According to the aforementioned study, apart from the learning curve, software developers are likely to experience heightened stress when their tasks are too large and if the deadline for these tasks is too short.

Another common stressor is if the worker is not equipped with the right training and tools to complete their work.

The good news for future developers is that not all software jobs are high-pressure environments. 

For example, Cameron Thompson, another Guelph alumnus with a computer science degree, and a junior software developer at Magnet Forensics (a company that develops investigative software for police), promotes employee work-life balance. 

“I am not expected to work late into the night or anything like that, which helps a lot.
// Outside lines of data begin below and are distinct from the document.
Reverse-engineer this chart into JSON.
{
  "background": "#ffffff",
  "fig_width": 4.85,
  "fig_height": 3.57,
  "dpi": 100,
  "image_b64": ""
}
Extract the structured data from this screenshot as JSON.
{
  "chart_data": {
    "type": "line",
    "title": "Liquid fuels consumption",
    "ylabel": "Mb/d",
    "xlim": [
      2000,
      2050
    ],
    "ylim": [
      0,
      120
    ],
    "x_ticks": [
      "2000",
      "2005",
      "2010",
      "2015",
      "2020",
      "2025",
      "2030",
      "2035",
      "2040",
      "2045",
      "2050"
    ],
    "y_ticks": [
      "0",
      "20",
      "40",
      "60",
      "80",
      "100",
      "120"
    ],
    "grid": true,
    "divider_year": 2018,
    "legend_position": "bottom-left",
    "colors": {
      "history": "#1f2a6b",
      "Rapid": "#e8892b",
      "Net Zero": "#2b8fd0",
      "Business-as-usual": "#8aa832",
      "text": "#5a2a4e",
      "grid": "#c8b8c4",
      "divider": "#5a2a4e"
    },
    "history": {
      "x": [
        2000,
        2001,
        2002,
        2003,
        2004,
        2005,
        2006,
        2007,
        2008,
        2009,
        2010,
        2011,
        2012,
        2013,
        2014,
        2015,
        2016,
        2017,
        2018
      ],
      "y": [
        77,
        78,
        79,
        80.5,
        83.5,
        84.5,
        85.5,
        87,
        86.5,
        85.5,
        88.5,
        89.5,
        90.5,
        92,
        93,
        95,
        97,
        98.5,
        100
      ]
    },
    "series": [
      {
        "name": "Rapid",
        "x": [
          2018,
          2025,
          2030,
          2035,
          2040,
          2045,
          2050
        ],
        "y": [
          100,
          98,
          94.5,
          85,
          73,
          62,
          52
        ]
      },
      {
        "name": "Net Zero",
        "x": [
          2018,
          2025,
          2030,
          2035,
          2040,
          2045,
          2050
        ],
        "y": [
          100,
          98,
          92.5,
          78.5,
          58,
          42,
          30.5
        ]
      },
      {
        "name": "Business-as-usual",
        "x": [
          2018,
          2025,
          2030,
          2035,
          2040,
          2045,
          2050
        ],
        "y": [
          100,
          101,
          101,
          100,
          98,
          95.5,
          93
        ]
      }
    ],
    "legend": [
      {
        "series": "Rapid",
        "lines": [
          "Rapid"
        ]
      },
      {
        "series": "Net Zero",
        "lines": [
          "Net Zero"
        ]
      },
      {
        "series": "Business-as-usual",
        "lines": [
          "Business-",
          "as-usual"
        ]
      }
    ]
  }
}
My company does a good job of prioritizing employee health more than deadlines and profit,” said Thompson. 

While their work experiences are different, Thompson and Gagné have similar advice for students who want to become software developers. 

“Get an internship or even, try to code a solution to a problem on your own. You’ll learn so much from that and you’ll show a potential employer that you’re interested in this stuff and that you know the basics of it,” said Gagné. 

Also, “find time to practice and work on projects that you enjoy to hone your skills.” 

Further, Thompson reflects on the abundance of opportunities for software engineers and developers in Ottawa — a tech hub where approximately 11.3 per cent of Ottawa residents in the workforce are employed for tech companies. 

“There are a lot of good opportunities out there for people who are new to the workforce,” said Thompson.